WASHINGTON – An air sampling taken after North Korea’s claimed nuclear test detected radioactive debris consistent with an atomic explosion, Bush administration and congressional officials said Friday night. They said no final determination had been made about the nature of last weekend’s mystery-shrouded blast.
One U.S. government official said intelligence officials assigned an 80 percent probability that the North Korean explosion was a nuclear detonation, based on the air sample collected Wednesday. The official said it appeared highly unlikely that the sample of radioactive material was produced by any other source, including a nuclear power reactor.
The official also said additional sampling might be conducted, not necessarily by airborne means. He would not elaborate, citing security concerns.

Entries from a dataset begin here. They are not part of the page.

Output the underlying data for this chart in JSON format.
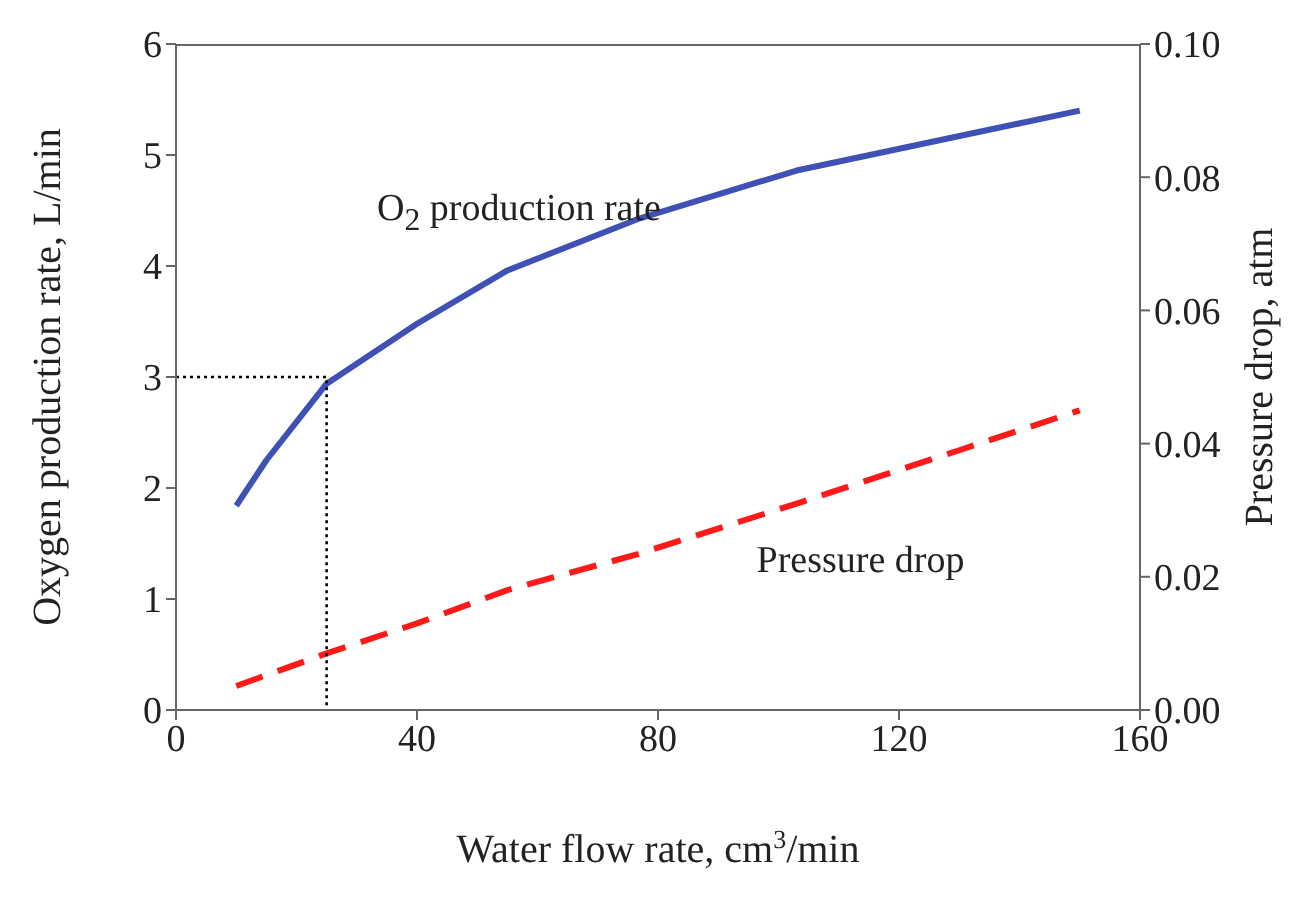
{
  "chart_data": {
    "type": "line",
    "xlabel": "Water flow rate, cm$^{3}$/min",
    "ylabel": "Oxygen production rate, L/min",
    "y2label": "Pressure drop, atm",
    "xlim": [
      0,
      160
    ],
    "xticks": [
      0,
      40,
      80,
      120,
      160
    ],
    "ylim": [
      0,
      6
    ],
    "yticks": [
      0,
      1,
      2,
      3,
      4,
      5,
      6
    ],
    "y2lim": [
      0,
      0.1
    ],
    "y2ticks": [
      {
        "value": 0,
        "label": "0.00"
      },
      {
        "value": 0.02,
        "label": "0.02"
      },
      {
        "value": 0.04,
        "label": "0.04"
      },
      {
        "value": 0.06,
        "label": "0.06"
      },
      {
        "value": 0.08,
        "label": "0.08"
      },
      {
        "value": 0.1,
        "label": "0.10"
      }
    ],
    "legend": false,
    "series": [
      {
        "name": "O$_{2}$ production rate",
        "color": "#3f51b5",
        "line_style": "solid",
        "x": [
          10,
          15,
          25,
          40,
          55,
          77,
          103,
          150
        ],
        "values": [
          1.84,
          2.25,
          2.94,
          3.48,
          3.96,
          4.43,
          4.86,
          5.4
        ]
      },
      {
        "name": "Pressure drop",
        "color": "#ff1a1a",
        "line_style": "dashed",
        "axis": "y2",
        "x": [
          10,
          25,
          40,
          55,
          77,
          103,
          130,
          150
        ],
        "values": [
          0.0036,
          0.0085,
          0.013,
          0.018,
          0.0235,
          0.031,
          0.039,
          0.045
        ]
      },
      {
        "color": "#000000",
        "line_style": "dotted",
        "x": [
          0,
          25,
          25
        ],
        "values": [
          3,
          3,
          0
        ]
      }
    ]
  }
}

A senior administration official suggested that the North Korean test was a dud. “The betting is that this was an attempt at a nuclear test that failed,” the official said. “We don’t think they were trying to fake a nuclear test, but it may have been a nuclear fizzle.”
The officials who described the results spoke on condition of anonymity because of the sensitive nature of the information.
North Korea’s claim of a successful nuclear test Monday sent shock waves throughout Asia and around the world.
President Bush has called for stiff
United Nations sanctions on North Korea, while refusing appeals by U.N. Secretary-General
Kofi Annan and others to take part in one-one-one talks with the reclusive communist regime.
Since North Korea’s announcement, the United States and other nations have been conducting scientific tests to determine whether a nuclear explosion had occurred.
The administration briefed key members of Congress about the preliminary test results of an air sample an official said was collected above Qunggye, near the area of the claimed nuclear test.
Results from another test disclosed Friday — an initial air sampling on Tuesday — showed no evidence of radioactive particles that would be expected from a successful nuclear detonation, a U.S. government intelligence official said.
The contradictory readings reinforced uncertainty about the size and success of Monday’s underground explosion, which North Korea has trumpeted as a nuclear test. Data from seismic sensors have already indicated the explosion was smaller than expected.
The Chinese and Japanese governments have done their own air sampling and found no trace of radioactive material, officials from both countries said Friday. A Japanese government official said his country sampled air over the Sea of Japan, as well as rainfall and ground-level air on Japanese territory and found nothing.
A spokesman for National Intelligence Director John Negroponte declined to comment on any findings from U.S. spy agencies.
One Republican lawmaker, citing the release of “intelligence reports appearing to confirm the likelihood of a North Korean nuclear test,” backed Bush’s call for a return to international talks. But the lawmaker, Rep. Heather Wilson (news, bio, voting record), R-N.M., also parted company with the president, saying that if a “prominent American delegation — preferably a bipartisan one — get North Korea to walk back from the ledge, we should do so.”
The State Department, meanwhile, announced that Secretary of State
Condoleezza Rice will travel to China,
South Korea and Japan next week to discuss steps to pressure North Korea to drop its nuclear efforts and to assess the region’s security situation.
Members of the
U.N. Security Council agreed Friday on wording of a resolution that would clamp sanctions on the communist country. The draft, scheduled for a Saturday vote, would authorize nonmilitary sanctions against the North, and says that any further action the council might want to take would require another U.N. resolution.
It also eliminates a blanket arms embargo from a tougher, previous draft, instead targeting specific equipment for sanctions including missiles, tanks, warships and combat aircraft.
State Department spokesman Sean McCormack said that on Rice’s trip, “she’s going to be talking about the passage of that resolution certainly, but really what comes after.”
Rice’s trip is meant to present a unified front to North Korea, which will be looking for any cracks in the diplomatic coalition behind the U.N. statement. Coming less than a month before midterm congressional elections, Rice’s trip is also an opportunity for the Bush administration to highlight its work countering dangerous regimes and terror threats.
Beyond the threat to Asian neighbors and perhaps other nations posed by a nuclear North Korea, the administration is worried that Pyongyang could sell its nuclear know-how to terrorists or other potential U.S. enemies, including
“Now is the time really to be very firm — to be calm, but firm — and to make clear to the North Koreans that no one is going to accept them as a nuclear weapons state,” Assistant Secretary of State Christopher Hill said Friday at the National Press Club.
Analysts and government officials have said it may take weeks or longer to determine with confidence whether the North Korean explosion was nuclear.
The negative air sample was taken Tuesday by a specialized aircraft, the WC-135, flying from Kadena air base in Okinawa, Japan. It apparently took the sample over the Sea of Japan, between the Korean mainland and Japan.
In Beijing, a government official said Friday that Chinese monitoring also has found no evidence of airborne radiation from the test-explosion. The official with the State Environmental Protection Administration said China has been monitoring air samples since Monday.
The U.S., which has sought tough steps in the United Nations that could leave the door open to a blockade or other military action, has had to give ground to gain support from China and Russia. Those countries, along with South Korea, have been reluctant to abandon diplomatic efforts to resolve the standoff.